Not sure why this “something” you talk about would ultimately be inexplicable or unfathomable, in said scenario. Clarke’s 3rd Law would seem to apply here; I don’t buy the dichotomy that you are attempting to draw.

And science can indeed explain the hows very easily; the why’s remain out of our conception. For example, the fact that water, a very common compound which is vital to life as we know it, is virtually unique in its property to be less dense as a solid than as a liquid is ultimately no less mysterious and inexplicable than any “magical” property that you care to imagine. Most scientists don’t bother to ponder such why’s too much, preferring (to their credit) to focus on the how’s-but that doesn’t make the why’s any less humbling. Even if this “something” which you allude to is nothing more than random chance doesn’t make it any less so.

Note that a well-designed fictional magical system (such as that in say D&D or any fantasy novel that you care to name) will typically be logically consistent.

Exactly.
The answer to magical thinking isn’t: “That isn’t logical”, the answer is: “That doesn’t work that way”.
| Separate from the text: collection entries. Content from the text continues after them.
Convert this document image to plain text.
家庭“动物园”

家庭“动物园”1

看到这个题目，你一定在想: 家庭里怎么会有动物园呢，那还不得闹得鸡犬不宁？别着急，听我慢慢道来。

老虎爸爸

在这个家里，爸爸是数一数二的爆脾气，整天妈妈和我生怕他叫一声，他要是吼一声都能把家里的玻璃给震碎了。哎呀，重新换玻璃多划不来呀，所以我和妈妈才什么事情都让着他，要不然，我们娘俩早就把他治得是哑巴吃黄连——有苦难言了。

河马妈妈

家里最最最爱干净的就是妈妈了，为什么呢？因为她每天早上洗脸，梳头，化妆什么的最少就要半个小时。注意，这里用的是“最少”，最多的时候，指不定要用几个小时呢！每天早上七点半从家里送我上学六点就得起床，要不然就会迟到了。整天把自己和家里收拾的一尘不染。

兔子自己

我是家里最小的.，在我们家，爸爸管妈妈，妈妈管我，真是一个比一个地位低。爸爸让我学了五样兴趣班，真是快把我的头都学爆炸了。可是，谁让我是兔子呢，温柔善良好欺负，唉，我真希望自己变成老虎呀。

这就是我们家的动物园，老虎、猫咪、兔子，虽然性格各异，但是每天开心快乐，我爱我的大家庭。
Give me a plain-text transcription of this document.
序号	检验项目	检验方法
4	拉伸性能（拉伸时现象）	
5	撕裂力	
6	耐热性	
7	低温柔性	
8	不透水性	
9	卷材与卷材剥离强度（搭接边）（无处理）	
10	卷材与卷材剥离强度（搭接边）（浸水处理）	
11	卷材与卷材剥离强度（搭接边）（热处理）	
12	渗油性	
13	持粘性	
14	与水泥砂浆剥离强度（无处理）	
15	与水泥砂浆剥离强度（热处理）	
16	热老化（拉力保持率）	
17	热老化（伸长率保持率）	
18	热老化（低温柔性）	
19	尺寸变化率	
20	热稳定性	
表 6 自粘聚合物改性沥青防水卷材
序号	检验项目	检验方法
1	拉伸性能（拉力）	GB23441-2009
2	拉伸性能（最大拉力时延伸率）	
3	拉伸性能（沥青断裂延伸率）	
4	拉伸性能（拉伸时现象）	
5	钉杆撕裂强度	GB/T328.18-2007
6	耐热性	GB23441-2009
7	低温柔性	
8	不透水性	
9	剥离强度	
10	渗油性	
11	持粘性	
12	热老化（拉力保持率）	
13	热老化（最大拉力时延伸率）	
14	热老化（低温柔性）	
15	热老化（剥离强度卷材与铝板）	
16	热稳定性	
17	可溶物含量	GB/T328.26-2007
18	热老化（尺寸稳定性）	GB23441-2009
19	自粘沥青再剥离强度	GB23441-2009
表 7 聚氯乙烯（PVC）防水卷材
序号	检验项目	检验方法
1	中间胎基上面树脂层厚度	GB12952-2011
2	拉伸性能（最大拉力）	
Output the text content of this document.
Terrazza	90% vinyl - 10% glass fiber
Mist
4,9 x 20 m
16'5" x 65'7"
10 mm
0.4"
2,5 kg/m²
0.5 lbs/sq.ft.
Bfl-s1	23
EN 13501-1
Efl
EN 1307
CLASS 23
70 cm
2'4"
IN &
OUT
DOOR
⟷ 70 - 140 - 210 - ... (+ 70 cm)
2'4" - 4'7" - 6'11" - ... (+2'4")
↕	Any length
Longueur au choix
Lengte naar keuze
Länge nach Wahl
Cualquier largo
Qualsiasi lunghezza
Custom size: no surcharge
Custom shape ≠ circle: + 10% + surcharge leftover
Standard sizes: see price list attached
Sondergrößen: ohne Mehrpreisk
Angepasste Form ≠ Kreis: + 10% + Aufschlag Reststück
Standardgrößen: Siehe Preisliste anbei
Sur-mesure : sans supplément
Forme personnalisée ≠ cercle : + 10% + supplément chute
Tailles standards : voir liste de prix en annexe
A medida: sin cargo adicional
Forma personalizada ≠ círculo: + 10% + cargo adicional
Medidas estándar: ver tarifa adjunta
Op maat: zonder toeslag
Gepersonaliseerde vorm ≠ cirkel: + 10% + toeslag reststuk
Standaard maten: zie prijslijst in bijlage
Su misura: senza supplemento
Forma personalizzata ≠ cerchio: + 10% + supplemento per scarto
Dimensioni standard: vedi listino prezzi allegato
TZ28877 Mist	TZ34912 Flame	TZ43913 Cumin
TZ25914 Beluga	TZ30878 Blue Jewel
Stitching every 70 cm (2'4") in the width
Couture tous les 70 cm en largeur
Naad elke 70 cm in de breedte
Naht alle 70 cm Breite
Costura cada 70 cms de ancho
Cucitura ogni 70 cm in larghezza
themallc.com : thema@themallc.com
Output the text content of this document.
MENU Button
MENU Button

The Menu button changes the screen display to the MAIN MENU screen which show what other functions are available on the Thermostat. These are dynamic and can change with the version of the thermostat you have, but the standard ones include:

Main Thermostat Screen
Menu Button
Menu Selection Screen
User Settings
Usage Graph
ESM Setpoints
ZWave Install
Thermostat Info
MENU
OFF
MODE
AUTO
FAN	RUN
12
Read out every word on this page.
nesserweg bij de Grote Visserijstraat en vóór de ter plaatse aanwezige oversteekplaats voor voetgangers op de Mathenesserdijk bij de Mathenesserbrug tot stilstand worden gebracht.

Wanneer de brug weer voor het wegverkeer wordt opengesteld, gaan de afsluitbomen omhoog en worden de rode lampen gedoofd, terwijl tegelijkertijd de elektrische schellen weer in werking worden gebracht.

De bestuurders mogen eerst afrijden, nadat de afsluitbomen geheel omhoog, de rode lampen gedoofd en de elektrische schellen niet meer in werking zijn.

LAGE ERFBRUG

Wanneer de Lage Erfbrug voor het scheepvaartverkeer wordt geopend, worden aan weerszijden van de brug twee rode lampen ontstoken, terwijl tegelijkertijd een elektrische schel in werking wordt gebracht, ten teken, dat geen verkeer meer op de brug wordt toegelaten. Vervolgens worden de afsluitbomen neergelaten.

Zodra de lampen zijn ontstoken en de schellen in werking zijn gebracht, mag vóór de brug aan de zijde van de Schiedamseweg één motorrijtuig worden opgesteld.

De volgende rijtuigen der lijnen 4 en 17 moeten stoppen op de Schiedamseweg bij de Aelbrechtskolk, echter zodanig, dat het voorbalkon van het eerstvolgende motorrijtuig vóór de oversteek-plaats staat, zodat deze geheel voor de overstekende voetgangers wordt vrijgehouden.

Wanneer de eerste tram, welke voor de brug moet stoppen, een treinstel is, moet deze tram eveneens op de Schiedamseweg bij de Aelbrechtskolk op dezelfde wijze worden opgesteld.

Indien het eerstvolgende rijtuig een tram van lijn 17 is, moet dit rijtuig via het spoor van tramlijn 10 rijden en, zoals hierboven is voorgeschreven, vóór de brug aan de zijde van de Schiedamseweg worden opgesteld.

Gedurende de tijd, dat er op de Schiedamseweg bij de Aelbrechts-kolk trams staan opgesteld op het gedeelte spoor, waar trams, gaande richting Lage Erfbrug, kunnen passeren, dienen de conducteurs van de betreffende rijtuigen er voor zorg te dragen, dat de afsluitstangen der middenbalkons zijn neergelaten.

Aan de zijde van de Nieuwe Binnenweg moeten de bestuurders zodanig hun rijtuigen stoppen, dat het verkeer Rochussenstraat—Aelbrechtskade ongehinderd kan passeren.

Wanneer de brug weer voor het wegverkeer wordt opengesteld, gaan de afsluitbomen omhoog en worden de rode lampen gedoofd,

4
Is meditation logical or magical? logical and magical?

Doesn’t Godel’s incompleteness theorem, chaos theory, and the uncertainty principle put hard limits to knowledge? Or how about black holes. Or what happened before the big bang. Anything about other universes, if they even exist. Basically anything outside of our light cone. Aren’t there physical processes where the prior state can not be reversed or known, even theoretically?

I would think it depends entirely on what you hope to achieve through meditation, and what you think it can accomplish.

I meditate, not nearly as often as I would like, but I certainly don’t think I’m engaging in any magical thinking about it.

No, that’s just good logic. :wink:

But here’s the thing. Imagine you gush excitedly about how useful logical thinking is, and I sneer and say, really, now; what can I do with good logic? I suspect you could provide me with answers, with examples, because I know you could walk me through how to do it and get results; I won’t even bother asking you for them, they’re already obvious to me.

So if you say there’s “bad magic” – and add that there’s also ‘good magic’ – figure I reply, hey, man, I’m from the Show-Me State; what can I do with good magic? How do you respond? What magic do you point at, or show me how to perform?

I’m not approaching it from a binary standpoint. Both logic and magic are present and necessary in life. So arguing one or the other is pointless to me. I was pointing out that emotionally, and spiritually logic is not sufficient. And that the religion of science will be what destroys humanity if it happens.

Well, you’re stating it, anyhow. I use logic routinely; I’m not aware of ever having used magic, which strikes me as neither present nor necessary.

I imagine what my life would be like if I tried to live it without logic; it’d be vastly different, and probably end pretty fast. I imagine what my life would be like without, say, anger, or without a library card, or without the occasional cold beer; it’d be different, but I think I’d still do okay.

I try to imagine my life without magic, and – uh, near as I can tell, I’m here.

Even after reading the Wikipedia article, I don’t have a clear understanding of what magical thinking is, but logic vs. magic doesn’t seem like much of a contest. Does anyone else think this discussion would be more fruitful if posed as logic vs. intuition?

What was I stating?

That “logic and magic are present and necessary in life.”